Gold Ring with Carnelian Intaglio

By
Carlos Muñoz
Carlos Muñoz ('12) was a Classical Studies major. In the summer of 2011 worked as an intern in the Baltimore Museum of Art. During the fall of 2011, Carlos attended the Intercollegiate Center for Classical Studies in Rome where he studied Roman history, architecture and art.

  • Measurements:1.5cm (L)x 1.6cm (W) x 1.1cm (depth), stone diameter 0.9cm
  • Medium: Gold ring with carnelian gem
  • Culture/Date: Roman, 1st – 3rd century C.E.
    Findspot: Unknown

The art of gem carving or intaglio dates as far back as the seventh millennium B.C.E.  By the second millennium B.C.E., engraved gems had developed into a full-fledged industry in the Indus Valley.  Through trade, these objects reached the Mediterranean. By the fourth century B.C.E., we find numerous references in Greek texts to Eastern gems. Carnelian stones, which were immensely popular throughout Greco-Roman antiquity, originated from deposits in the Arabian Peninsula and India. Like the Egyptians and the Greeks, the Romans believed that the carnelian stone was endowed with magical powers capable of warding off the evil eye.

The small size of the gold ring with a carnelian stone in the JHUAM suggests that it was intended for a child. The ring’s engraved gem portrays a male figure who wears a round hat and holds a walking staff. These attributes are often associated with the god, Hermes, known to the Romans as Mercury.

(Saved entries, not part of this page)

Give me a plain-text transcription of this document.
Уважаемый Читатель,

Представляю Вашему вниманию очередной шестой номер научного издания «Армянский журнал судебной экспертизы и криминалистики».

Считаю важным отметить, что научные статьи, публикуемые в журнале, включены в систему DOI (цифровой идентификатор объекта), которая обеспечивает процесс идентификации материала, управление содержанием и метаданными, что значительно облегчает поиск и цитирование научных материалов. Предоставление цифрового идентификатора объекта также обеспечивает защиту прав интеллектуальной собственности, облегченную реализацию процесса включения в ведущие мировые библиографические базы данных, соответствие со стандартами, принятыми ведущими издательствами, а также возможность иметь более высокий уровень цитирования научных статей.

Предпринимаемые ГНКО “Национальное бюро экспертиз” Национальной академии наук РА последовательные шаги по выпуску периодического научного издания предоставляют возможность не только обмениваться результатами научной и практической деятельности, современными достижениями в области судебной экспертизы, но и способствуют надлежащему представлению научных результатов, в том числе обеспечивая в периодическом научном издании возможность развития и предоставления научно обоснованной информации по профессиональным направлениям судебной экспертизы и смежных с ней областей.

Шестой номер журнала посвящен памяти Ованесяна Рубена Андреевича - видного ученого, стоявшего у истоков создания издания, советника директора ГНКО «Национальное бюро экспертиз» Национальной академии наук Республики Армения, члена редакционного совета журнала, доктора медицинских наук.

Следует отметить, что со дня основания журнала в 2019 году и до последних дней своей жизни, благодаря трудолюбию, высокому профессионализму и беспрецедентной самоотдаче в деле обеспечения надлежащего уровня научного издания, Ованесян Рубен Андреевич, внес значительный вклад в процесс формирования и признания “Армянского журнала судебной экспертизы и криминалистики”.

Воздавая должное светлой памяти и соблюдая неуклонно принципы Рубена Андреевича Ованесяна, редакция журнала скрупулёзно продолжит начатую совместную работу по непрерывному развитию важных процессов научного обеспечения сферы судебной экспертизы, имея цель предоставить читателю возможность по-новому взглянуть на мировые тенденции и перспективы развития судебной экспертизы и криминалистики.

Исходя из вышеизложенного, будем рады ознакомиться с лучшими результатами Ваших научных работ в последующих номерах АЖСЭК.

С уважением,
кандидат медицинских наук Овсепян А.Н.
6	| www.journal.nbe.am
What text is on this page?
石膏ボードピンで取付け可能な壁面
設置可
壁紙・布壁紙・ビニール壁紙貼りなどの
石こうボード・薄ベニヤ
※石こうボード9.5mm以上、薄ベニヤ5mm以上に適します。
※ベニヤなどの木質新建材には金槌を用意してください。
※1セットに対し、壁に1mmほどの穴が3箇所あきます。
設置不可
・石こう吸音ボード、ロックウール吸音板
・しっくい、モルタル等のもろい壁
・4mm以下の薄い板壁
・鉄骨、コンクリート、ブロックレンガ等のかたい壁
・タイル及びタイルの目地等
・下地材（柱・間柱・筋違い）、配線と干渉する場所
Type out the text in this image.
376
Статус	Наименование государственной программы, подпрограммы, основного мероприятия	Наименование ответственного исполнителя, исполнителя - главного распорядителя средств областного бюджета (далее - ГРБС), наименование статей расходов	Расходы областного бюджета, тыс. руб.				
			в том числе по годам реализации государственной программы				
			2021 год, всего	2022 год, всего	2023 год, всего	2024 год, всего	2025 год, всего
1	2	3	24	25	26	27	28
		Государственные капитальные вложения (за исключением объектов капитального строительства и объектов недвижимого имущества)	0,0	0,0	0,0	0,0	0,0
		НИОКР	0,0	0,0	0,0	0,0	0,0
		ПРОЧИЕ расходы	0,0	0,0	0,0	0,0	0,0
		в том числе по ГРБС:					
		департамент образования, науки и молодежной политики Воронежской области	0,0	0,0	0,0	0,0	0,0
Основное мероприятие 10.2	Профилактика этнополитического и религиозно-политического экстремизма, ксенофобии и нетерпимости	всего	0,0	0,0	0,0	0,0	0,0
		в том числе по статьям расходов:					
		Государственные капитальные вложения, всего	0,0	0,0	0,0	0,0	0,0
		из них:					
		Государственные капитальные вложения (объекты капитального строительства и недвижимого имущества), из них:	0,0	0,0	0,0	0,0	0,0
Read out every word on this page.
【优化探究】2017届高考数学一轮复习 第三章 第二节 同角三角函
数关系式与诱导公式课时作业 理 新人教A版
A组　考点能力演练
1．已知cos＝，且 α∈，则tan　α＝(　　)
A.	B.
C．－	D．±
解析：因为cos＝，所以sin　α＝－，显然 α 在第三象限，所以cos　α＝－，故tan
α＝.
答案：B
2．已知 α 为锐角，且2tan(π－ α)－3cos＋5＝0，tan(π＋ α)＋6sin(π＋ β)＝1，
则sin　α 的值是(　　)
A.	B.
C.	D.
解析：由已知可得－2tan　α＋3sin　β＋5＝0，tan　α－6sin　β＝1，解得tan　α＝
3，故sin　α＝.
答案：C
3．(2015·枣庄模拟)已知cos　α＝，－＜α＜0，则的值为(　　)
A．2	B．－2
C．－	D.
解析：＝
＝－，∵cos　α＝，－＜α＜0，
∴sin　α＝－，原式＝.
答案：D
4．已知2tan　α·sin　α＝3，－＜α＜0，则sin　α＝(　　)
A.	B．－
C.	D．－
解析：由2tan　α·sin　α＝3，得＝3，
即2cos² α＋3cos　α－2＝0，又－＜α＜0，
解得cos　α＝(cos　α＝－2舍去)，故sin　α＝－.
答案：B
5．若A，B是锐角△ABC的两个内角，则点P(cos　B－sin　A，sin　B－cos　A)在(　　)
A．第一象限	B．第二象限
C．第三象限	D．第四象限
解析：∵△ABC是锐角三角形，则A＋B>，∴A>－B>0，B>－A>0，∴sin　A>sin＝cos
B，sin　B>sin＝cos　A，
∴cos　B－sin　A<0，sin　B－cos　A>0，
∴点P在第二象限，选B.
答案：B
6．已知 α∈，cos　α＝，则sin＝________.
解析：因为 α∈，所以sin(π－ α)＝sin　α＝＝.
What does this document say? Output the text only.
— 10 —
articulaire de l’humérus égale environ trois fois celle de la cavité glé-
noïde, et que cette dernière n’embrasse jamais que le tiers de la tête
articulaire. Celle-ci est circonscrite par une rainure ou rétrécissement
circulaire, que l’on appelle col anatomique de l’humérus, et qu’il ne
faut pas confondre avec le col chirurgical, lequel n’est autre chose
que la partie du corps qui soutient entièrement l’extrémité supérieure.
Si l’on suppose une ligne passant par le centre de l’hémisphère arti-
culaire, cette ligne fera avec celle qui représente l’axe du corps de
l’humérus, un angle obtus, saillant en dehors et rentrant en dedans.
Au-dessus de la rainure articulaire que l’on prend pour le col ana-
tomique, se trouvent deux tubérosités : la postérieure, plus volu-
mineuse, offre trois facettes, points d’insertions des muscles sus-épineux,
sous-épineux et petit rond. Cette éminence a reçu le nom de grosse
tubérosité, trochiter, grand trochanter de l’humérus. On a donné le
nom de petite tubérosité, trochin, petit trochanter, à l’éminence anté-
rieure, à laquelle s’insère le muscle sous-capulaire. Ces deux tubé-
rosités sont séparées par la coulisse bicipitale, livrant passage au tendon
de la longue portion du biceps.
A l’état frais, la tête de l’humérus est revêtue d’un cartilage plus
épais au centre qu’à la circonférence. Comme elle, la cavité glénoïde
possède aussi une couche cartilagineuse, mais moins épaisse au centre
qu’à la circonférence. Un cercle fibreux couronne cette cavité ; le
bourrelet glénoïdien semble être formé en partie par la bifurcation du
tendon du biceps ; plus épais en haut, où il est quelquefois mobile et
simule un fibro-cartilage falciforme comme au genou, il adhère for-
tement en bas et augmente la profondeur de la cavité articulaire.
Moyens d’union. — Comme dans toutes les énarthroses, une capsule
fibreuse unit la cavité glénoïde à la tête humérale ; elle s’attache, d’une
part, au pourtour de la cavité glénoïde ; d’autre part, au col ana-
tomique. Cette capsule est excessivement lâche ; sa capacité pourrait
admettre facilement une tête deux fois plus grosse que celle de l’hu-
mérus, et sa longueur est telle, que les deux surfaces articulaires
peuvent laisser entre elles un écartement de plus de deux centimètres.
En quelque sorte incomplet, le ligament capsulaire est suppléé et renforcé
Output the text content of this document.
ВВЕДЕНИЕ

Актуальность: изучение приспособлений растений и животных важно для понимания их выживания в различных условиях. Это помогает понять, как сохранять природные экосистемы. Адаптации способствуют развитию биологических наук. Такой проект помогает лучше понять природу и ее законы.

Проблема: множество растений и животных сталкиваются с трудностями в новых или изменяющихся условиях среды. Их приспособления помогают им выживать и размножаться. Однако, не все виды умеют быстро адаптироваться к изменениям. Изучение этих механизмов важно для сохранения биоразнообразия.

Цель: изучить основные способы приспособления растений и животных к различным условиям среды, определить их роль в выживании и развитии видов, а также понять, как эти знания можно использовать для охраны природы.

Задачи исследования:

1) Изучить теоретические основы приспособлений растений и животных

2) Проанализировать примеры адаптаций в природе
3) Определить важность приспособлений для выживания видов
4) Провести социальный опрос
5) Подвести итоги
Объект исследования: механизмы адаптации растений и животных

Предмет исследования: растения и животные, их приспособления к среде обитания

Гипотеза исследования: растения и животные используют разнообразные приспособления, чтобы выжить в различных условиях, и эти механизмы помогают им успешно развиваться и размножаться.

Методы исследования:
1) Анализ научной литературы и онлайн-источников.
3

Hermes was the son of Zeus and Maia. Even as a baby, he was endowed with great cunning. In fact, Hermes was said to have stolen King Admetus’ cattle from his older brother, Apollo, soon after his birth. After he had sacrificed several cows to the gods, he used their innards to produce the strings of the first lyre. He later traded this instrument for Apollo’s staff, the caduceus, as part of a truce. The caduceus became the object that Hermes would use to lead the souls of the dead to the underworld. Thus, Hermes became the patron of merchants and travelers.

In antiquity, engraved gemstones were often meant to reflect the personal characteristics of the wearer.  If so, it is possible that this ring might have belonged to the son of a merchant, and been intended as a way of encouraging the child to follow in his father’s footsteps. Intaglio gems were regularly used as signet rings.  Since the gold and carnelian ring in the JHUAM was most likely worn by a young child, it probably did not serve this purpose and was meant, instead, as a form of identification and protective amulet.

Before the fifth century B.C.E., Hermes was usually depicted as a bearded man. But, in the early classical period (circa c.480–450 B.C.E.), he began to be represented as a young god, just as he appears on this engraved gemstone. By the first and second centuries C.E., engravings on carnelian stones become more prevalent in Roman rings. Furthermore, the rough, impressionistic style of the carving on this particular gem suggests a date in the Roman Imperial period.

 

References

  • Grimal, Pierre. The Concise Dictionary of Classical Mythology. Paris, France. Presses     Universitaires de France, 1951. Print.
  • Robinson, David M. “The Robinson Collection of Greek Gems, Seals, Rings, and Earrings,”     Hesperia Supplements, Vol. 8, pp. 305-323+475-480. 1949.
  • Vermeule, Cornelius. “Near Eastern, Greek, and Roman Gems: A Recent Gift to the     Collections,” Boston Museum Bulletin, Vol. 68, No. 353. pp. 197-214. 1970.